Objective: To describe the dieting histories of bariatric surgery candidates.
Research methods and procedures: One hundred seventy-seven individuals with extreme obesity who sought bariatric surgery completed the Weight and Lifestyle Inventory, a self-report instrument that assesses several variables, including weight and dieting history. Patients' dieting histories were further explored with an aided recall during a preoperative behavioral/psychological evaluation performed by a mental health professional.
Results: Participants who completed the Weight and Lifestyle Inventory reported an average of 4.7 +/- 2.9 successful dieting attempts, defined as those that resulted in a loss of 10 lbs (4.5 kg) or more. These individuals reported a mean total lifetime weight loss of 61.1 +/- 41.3 kg. Despite these efforts, their weight increased from 89.4 +/- 27.4 kg at the time of their first diet (age 21.2 +/- 10.1 years) to 144.5 +/- 30.8 kg at the time they underwent their behavioral/psychological evaluation (age 43.0 +/- 11.0 years). Results of the aided recall revealed that participants had made numerous other efforts to lose weight that were unsuccessful. Self-directed diets and commercial programs were used more frequently.
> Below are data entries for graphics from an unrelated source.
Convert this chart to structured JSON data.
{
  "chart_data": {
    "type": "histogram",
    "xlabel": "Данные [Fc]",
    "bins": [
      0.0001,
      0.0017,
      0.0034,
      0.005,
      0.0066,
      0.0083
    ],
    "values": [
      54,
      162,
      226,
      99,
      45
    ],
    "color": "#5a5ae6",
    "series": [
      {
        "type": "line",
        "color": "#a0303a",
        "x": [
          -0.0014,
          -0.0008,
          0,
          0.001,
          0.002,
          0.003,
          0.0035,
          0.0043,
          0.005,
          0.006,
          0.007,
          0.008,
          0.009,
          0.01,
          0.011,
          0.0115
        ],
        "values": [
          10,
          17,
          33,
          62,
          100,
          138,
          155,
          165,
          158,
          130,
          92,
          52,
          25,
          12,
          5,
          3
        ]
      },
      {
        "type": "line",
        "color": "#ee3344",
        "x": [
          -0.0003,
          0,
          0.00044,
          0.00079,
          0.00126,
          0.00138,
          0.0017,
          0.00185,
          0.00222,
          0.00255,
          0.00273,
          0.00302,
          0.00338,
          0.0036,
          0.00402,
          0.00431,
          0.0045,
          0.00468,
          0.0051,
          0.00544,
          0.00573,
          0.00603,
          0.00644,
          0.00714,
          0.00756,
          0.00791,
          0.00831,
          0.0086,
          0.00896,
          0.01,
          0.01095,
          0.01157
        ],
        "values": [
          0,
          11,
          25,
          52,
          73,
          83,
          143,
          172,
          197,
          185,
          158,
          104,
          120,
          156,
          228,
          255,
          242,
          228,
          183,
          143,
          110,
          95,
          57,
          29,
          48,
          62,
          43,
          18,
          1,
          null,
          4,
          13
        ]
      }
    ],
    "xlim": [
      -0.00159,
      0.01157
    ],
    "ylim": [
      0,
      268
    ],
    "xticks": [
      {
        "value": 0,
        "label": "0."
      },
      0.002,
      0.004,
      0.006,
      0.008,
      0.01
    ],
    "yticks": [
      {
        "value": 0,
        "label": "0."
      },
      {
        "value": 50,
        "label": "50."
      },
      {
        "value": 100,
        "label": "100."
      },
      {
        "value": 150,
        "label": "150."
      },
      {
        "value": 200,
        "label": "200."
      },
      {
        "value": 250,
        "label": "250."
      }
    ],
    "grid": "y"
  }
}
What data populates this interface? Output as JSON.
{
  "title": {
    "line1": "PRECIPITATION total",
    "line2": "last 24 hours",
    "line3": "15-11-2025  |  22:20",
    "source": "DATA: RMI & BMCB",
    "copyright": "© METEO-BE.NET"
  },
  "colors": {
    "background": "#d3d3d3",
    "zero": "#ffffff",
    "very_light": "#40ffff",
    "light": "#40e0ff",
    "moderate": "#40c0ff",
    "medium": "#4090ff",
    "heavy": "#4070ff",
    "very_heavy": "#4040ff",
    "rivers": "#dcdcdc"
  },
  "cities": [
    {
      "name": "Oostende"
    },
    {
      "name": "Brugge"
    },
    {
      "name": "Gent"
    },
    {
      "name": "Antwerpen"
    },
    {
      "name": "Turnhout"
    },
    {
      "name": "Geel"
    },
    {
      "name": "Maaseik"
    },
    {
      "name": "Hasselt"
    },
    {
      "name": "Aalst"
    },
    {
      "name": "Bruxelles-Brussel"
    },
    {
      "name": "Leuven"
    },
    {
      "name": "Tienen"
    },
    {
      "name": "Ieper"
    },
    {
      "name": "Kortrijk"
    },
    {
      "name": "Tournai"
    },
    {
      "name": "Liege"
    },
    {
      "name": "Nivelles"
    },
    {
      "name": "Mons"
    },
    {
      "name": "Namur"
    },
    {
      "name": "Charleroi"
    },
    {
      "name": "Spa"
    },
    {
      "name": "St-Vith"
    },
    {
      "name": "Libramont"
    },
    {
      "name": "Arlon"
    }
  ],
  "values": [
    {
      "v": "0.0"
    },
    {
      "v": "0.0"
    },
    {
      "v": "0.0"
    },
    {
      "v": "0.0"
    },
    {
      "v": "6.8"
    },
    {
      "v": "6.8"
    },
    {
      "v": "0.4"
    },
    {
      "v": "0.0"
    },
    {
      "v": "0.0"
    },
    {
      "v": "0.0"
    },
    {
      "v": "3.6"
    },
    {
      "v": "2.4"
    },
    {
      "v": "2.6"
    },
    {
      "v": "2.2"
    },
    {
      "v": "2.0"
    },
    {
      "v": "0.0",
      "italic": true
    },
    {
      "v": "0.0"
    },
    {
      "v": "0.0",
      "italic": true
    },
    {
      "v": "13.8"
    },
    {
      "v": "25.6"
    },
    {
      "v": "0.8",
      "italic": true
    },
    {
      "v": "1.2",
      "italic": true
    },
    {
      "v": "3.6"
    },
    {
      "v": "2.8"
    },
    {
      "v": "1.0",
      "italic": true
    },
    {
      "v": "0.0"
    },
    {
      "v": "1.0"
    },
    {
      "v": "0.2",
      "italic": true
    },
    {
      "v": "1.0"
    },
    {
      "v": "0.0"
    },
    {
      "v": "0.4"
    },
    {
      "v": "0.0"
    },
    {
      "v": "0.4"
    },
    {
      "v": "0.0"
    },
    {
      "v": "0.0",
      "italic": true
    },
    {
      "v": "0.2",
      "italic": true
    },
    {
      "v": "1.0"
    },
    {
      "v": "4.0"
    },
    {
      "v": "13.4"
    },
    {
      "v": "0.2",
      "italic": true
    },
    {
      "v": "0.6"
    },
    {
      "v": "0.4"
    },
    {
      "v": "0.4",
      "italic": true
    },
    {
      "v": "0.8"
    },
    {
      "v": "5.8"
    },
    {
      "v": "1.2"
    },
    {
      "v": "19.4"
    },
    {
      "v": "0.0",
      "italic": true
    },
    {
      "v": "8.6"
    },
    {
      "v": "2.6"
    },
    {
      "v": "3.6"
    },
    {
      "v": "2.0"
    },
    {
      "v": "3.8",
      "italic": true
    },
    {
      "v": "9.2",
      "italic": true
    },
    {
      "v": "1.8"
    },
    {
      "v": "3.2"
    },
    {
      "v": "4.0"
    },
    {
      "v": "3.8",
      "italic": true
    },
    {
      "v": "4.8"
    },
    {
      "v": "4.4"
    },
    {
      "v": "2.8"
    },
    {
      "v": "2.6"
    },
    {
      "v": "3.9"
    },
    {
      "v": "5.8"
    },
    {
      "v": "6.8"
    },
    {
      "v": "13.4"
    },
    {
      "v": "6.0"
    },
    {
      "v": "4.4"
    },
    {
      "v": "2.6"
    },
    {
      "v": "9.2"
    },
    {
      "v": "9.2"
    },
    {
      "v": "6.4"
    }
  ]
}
Discussion: Individuals who sought bariatric surgery reported an extensive history of dieting, beginning in adolescence, that was not successful in halting progressive weight gain. Thus, the recommendation often made by insurance companies that patients delay surgery to attempt more conservative treatment options may be unwarranted, particularly in the presence of significant obesity-related comorbidities. Weight loss histories should be routinely examined during a behavioral evaluation to determine whether additional attempts at non-surgical weight loss are advisable. Future studies also are needed to explore the potential relationship between dieting history and postoperative outcome.